The agency’s vaccine advisory committee on Thursday plans to revisit the hepatitis B vaccine birth dose, potentially recommending children receive the shot when they’re older.
When asked on Wednesday why the panel would target that shot, Cassidy said of Kennedy’s HHS: “The best I can tell is that they have a prejudice against science. That’s the best I can tell.”
Cassidy, R-La., was the lone GOP Senate physician to take such a strong stance against reconsidering the hepatitis birth dose — others were more sympathetic to the “Make America Healthy Again” agenda.
President Donald Trump and his administration officials have called for the hepatitis birth dose to be administered later in a child’s development, as part of Kennedy’s push to remake U.S. vaccine policy.
Cassidy has long defended the use of the hepatitis B vaccine, saying it is both effective at preventing disease and safe for infants. Detractors of the birth dose argue that it’s unnecessary for a newborn because birth mothers are tested for hepatitis B during pregnancy. But many physicians say an infant could contract the virus from a family member or other close contact.
Since the hepatitis B vaccine birth dose recommendation went into effect in 1991, the U.S. has gone from an average of 20,000 hepatitis B transmissions at birth or shortly after, to 20 per year.
“If you reverse that, we’re going to start working our way back up to 20,000,” Cassidy said.
Some Republicans on Capitol Hill disagree.
Sen. Roger Marshall, R-Kan., who’s also a physician, said while he’s “grateful for the vaccine,” he harbors concerns about giving it to 1-day-old babies and worries it could impact their immune systems negatively. He said doctors and families should really discuss the pros and cons of the shot prior to administering it.
“I think that the CDC recommendations are taken as gospel, and it really pigeonholes the doctor and the family,” Marshall said of the current vaccine recommendation.
Another Senate physician, Sen.

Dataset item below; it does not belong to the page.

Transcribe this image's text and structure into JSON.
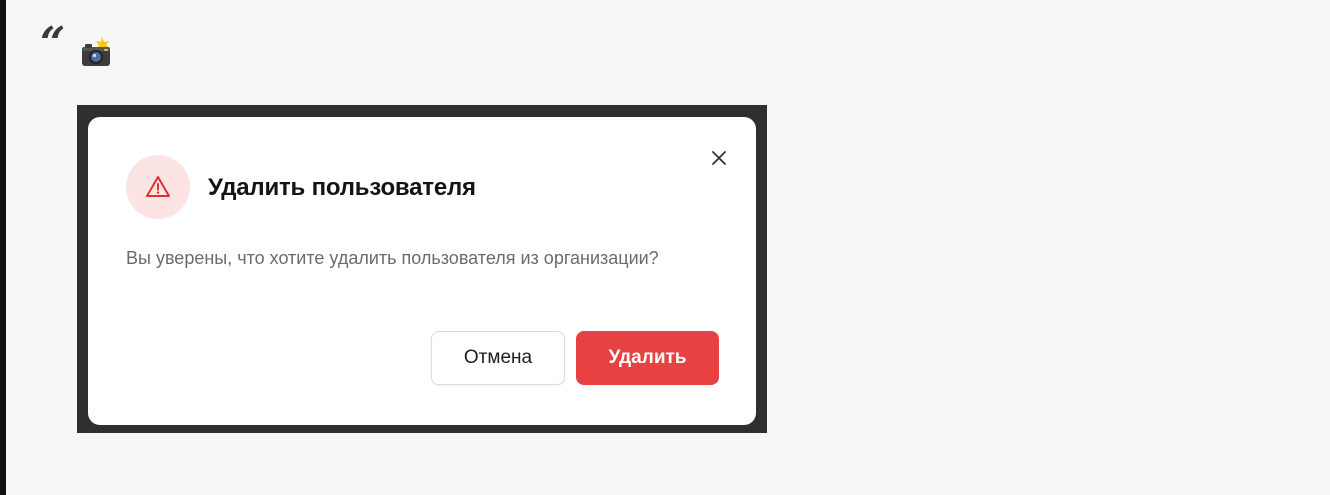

Rand Paul, R-Ky., was more opposed and said, “I think there’s no medical reason to give or mandate a hepatitis B vaccine for a newborn.”
When reminded that the CDC provides a recommendation not a mandate, Paul replied, “I’m not here to debate you.”
The advisory meeting comes at a tense time at the CDC. Kennedy earlier this year fired former director Susan Monarez for allegedly refusing to rubber stamp the vaccine advisory’s recommendations. That was after Kennedy fired all 17 members of the committee and replaced them with handpicked choices, including vaccine skeptics and others with less experience in public health.
During a Senate hearing in September, Monarez told senators that she and CDC scientists were being pressured by Kennedy to remove the hepatitis B birth dose vaccine recommendation and that Kennedy’s political advisers repeatedly ignored data demonstrating the benefits of the vaccine.
A recent study from the University of Minnesota’s Center for Infectious Disease Research and Policy that reviewed over 400 scientific studies and reports on the hepatitis B vaccine found there is no scientific basis for delaying the birth dose, and that giving newborns the birth dose has cut hepatitis B infections by more than 99 percent since 1991. The study also found that the shot prevents future instances of chronic liver disease, cancer and death across the entire U.S. population.
“Delaying the first dose would reduce protection for infants and increase the risk of avoidable HBV infections, undermining decades of progress in hepatitis B prevention and U.S. efforts to eliminate viral hepatitis as a public health threat,” the research center wrote in prepared comments for the Thursday meeting.